C’est ce qui ressort d’une étude réalisée par des chercheurs de la Vrije Universiteit Brussel, publiée par la revue scientifique électronique Brussels Studies. D’après l’étude, à peine la moitié de nos vieux GSM, de leurs chargeurs, mais aussi des anciens lecteurs vidéos ou des frigos et sèche-linges défectueux suivent les filières officielles de traitement des déchets. On n’a même carrément aucune trace de près d’un tiers d’entre eux. Ce qui est évidemment un souci. De quel ordre ? "On ne sait pas vraiment", commente Jean Mansuy, doctorant à la VUB. "Dans le sens où on ne sait pas trop comment ces DEEE sont recyclés et sont traités en fin de vie. Donc ça peut être un problème écologique, dans le sens où selon la manière dont les entités les traitent, ça peut poser des problèmes de santé publique. Sûrement pas en Belgique, mais peut-être dans des pays en développement".

Pas de trace… Pour un tiers des déchets électroniques

Alors où vont ces fameux déchets électroniques ? Ceux qui ne retournent pas chez les marchands, tenus légalement de les reprendre, et qui ne vont pas non plus aux parcs à conteneurs ? "Certains intéressent les ferrailleurs, poursuit Jean Mansuy. Ça concerne principalement les gros déchets comme les machines à laver qui ont un poids élevé, il y a beaucoup de ferraille dedans. Ces ferrailleurs n’ont pas forcément les autorisations pour traiter ce type de déchets".
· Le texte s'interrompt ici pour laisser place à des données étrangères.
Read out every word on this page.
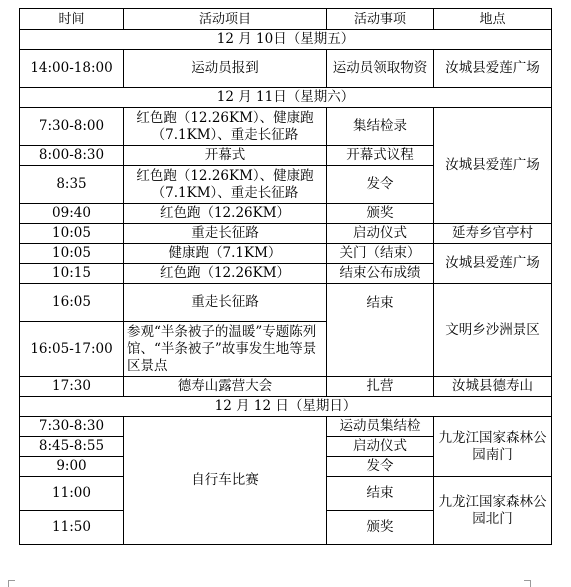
时间	活动项目	活动事项	地点
12 月 10日（星期五）			
14:00-18:00	运动员报到	运动员领取物资	汝城县爱莲广场
12 月 11日（星期六）			
7:30-8:00	红色跑（12.26KM）、健康跑（7.1KM）、重走长征路	集结检录	汝城县爱莲广场
8:00-8:30	开幕式	开幕式议程	
8:35	红色跑（12.26KM）、健康跑（7.1KM）、重走长征路	发令	
09:40	红色跑（12.26KM）	颁奖	
10:05	重走长征路	启动仪式	延寿乡官亭村
10:05	健康跑（7.1KM）	关门（结束）	汝城县爱莲广场
10:15	红色跑（12.26KM）	结束公布成绩	
16:05	重走长征路	结束	文明乡沙洲景区
16:05-17:00	参观“半条被子的温暖”专题陈列馆、“半条被子”故事发生地等景区景点		
17:30	德寿山露营大会	扎营	汝城县德寿山
12 月 12 日（星期日）			
7:30-8:30	自行车比赛	运动员集结检	九龙江国家森林公园南门
8:45-8:55		启动仪式	
9:00		发令	
11:00		结束	九龙江国家森林公园北门
11:50		颁奖	
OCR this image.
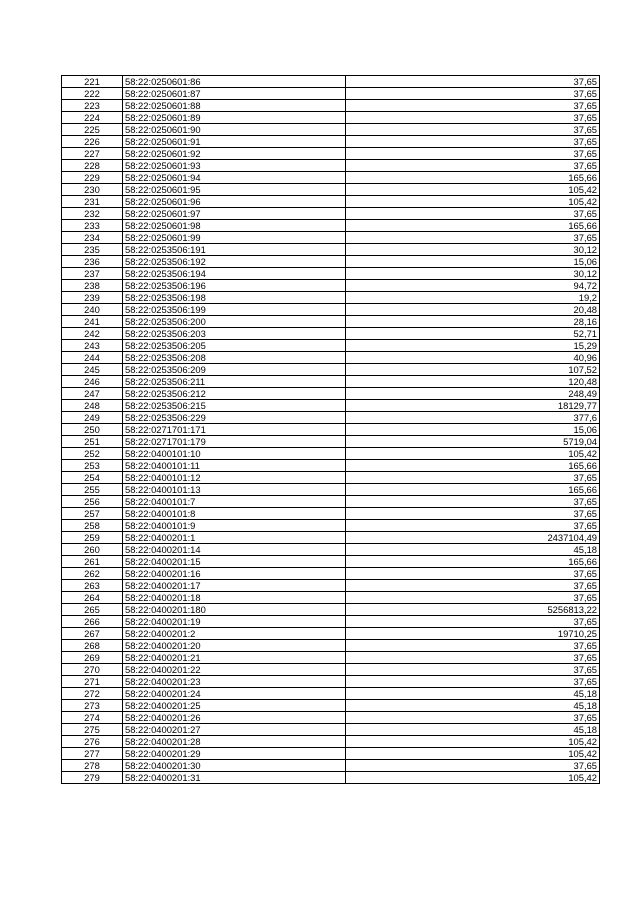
221	58:22:0250601:86	37,65
222	58:22:0250601:87	37,65
223	58:22:0250601:88	37,65
224	58:22:0250601:89	37,65
225	58:22:0250601:90	37,65
226	58:22:0250601:91	37,65
227	58:22:0250601:92	37,65
228	58:22:0250601:93	37,65
229	58:22:0250601:94	165,66
230	58:22:0250601:95	105,42
231	58:22:0250601:96	105,42
232	58:22:0250601:97	37,65
233	58:22:0250601:98	165,66
234	58:22:0250601:99	37,65
235	58:22:0253506:191	30,12
236	58:22:0253506:192	15,06
237	58:22:0253506:194	30,12
238	58:22:0253506:196	94,72
239	58:22:0253506:198	19,2
240	58:22:0253506:199	20,48
241	58:22:0253506:200	28,16
242	58:22:0253506:203	52,71
243	58:22:0253506:205	15,29
244	58:22:0253506:208	40,96
245	58:22:0253506:209	107,52
246	58:22:0253506:211	120,48
247	58:22:0253506:212	248,49
248	58:22:0253506:215	18129,77
249	58:22:0253506:229	377,6
250	58:22:0271701:171	15,06
251	58:22:0271701:179	5719,04
252	58:22:0400101:10	105,42
253	58:22:0400101:11	165,66
254	58:22:0400101:12	37,65
255	58:22:0400101:13	165,66
256	58:22:0400101:7	37,65
257	58:22:0400101:8	37,65
258	58:22:0400101:9	37,65
259	58:22:0400201:1	2437104,49
260	58:22:0400201:14	45,18
261	58:22:0400201:15	165,66
262	58:22:0400201:16	37,65
263	58:22:0400201:17	37,65
264	58:22:0400201:18	37,65
265	58:22:0400201:180	5256813,22
266	58:22:0400201:19	37,65
267	58:22:0400201:2	19710,25
268	58:22:0400201:20	37,65
269	58:22:0400201:21	37,65
270	58:22:0400201:22	37,65
271	58:22:0400201:23	37,65
272	58:22:0400201:24	45,18
273	58:22:0400201:25	45,18
274	58:22:0400201:26	37,65
275	58:22:0400201:27	45,18
276	58:22:0400201:28	105,42
277	58:22:0400201:29	105,42
278	58:22:0400201:30	37,65
279	58:22:0400201:31	105,42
Ça peut poser des problèmes de santé publique

Il y a aussi les déchets électroniques et électriques qui partent à l’exportation. Parfois de manière légale, parfois pas. "Par exemple, des ordinateurs exportés comme ordinateurs de seconde main mais qui en réalité sont cassés et ne peuvent être réutilisés. Alors dans le conteneur, on va mettre les déchets dans le fond et à l’avant, des produits qui sont encore en état de fonctionnement. Donc quand les douanes vont vérifier le conteneur, elles vont d’abord voir les objets réutilisables".

L’abandon de déchets clandestins sur la voie publique favorise évidemment le glanage informel de ces matériaux. Mais ça ne se limite pas à ça. Il y a aussi des actes bien intentionnés : " Un exemple concret, raconte le doctorant, des gens veulent donner des objets à leurs voisins, ils les déposent sur le trottoir et des glaneurs passent".

Dans les poubelles blanches

Il y a aussi les composants électroniques qui finissent à l’incinérateur, car ils sont jetés avec les ordures ménagères dans les sacs blancs des Bruxellois. Dans l’étude, on lit que c’est "Une option particulièrement significative à Bruxelles, où elle est deux fois plus utilisée (8% des DEEE en unités) que dans les deux autres régions".

Dans l’étude de Brussels Studies, le travail des chercheurs a consisté à identifier les acteurs officiels et non officiels du processus de traitement des déchets électroniques et électriques, ainsi que leurs rôles et les liens qui les unissent. Cet état des lieux du secteur a permis aux auteurs de suggérer des pistes d’amélioration du système, soit en travaillant sur le réseau informel, soit sur les consommateurs.

Que faire ?

Concernant le réseau informel, l’étude envisage trois approches possibles. La punitive ou coercitive, "celle qui est privilégiée actuellement", en mettant des amendes à ceux qui entrent dans le secteur informel. Deuxième approche : rendre l’activité de ces acteurs informels plus difficile, par exemple en collectant les encombrants en porte-à-porte plutôt que les ramasser sur le trottoir. La troisième solution est plus inclusive, elle vise à permettre à davantage d’acteurs de participer au système formel.

Pour le travail sur les consommateurs, il y a aussi plusieurs pistes : soit essayer de les rendre conscients des bonnes pratiques, soit les inciter à coups d’incitants financiers, ou enfin faire en sorte de faciliter les bons comportements, les rendre plus naturels.